Pavel Bém est l’un des investigateurs de cet amendement. Membre du parti civique démocrate (ODS), il avait un temps participé à la commission gouvernementale anti-narcotique en sa qualité de médecin. Il se réjouit de cette interdiction au nom de « la protection de la jeunesse ». Cependant, Pavel Bém reconnaît qu’allonger la liste des stupéfiants illégaux ne résout en aucun cas le problème. Les chimistes des organisations qui gèrent cette production ont ainsi jusqu’à fin avril pour mettre à profit leur imagination et réinventer des substances qui ne tomberont pas sous le coup de la loi. Au ministère de la Santé, c’est le processus législatif qui est incriminé, jugé trop long. On y prépare donc une réforme afin de permettre au ministère de décréter directement l’interdiction de tel ou tel produit.

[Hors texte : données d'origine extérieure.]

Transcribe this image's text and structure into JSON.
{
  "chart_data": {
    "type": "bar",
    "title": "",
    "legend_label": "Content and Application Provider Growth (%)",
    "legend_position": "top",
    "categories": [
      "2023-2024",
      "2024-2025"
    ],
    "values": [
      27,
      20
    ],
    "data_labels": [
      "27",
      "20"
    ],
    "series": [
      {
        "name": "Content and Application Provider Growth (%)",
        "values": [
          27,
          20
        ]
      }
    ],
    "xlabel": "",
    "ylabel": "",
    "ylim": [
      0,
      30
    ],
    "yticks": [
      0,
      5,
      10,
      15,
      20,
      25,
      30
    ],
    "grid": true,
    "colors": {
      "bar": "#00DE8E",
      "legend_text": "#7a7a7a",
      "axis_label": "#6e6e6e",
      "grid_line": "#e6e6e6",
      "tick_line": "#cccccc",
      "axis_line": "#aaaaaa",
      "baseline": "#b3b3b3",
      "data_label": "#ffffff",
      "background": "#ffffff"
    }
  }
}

Directeur de la Centrale anti-drogue, Jakub Frydrych va plus loin dans la critique de ce texte :

« Il me semble que cet amendement passe à côté de l’important. Tout le monde dans le processus législatif se rend bien compte du besoin pressant d’un changement d’orientation. Ces substances sont aptes à contourner le système pénal tchèque. »

De nombreux sénateurs eux-mêmes savent que ces nouvelles règlementations ne sont pas efficaces pour lutter contre les réseaux de trafiquants de drogue. C’est le cas du sénateur ODS Přemysl Sobotka, qui pointe du doigt « certains pays » qu’il se refuse à nommer et où les laboratoires clandestins seraient peu inquiétés. Son collègue du parti d’opposition ČSSD (social-démocratie) Vladimír Dryml se demande, lui, pourquoi l’hygiène publique et l’Inspection tchèque des commerces ne sont pas plus impliquées dans la prévention des risques que présentent ces drogues et dans le suivi et le contrôle de ces magasins spécialisés.

A noter enfin que cette mesure permet de respecter le droit européen puisque certains produits concernés, tels que la méphédrone, relativement populaire en Tchéquie sous le nom de « mňau-mňau » (« mniaou-mniaou » en français), ont été interdits en décembre 2010 dans toute l’Union européenne.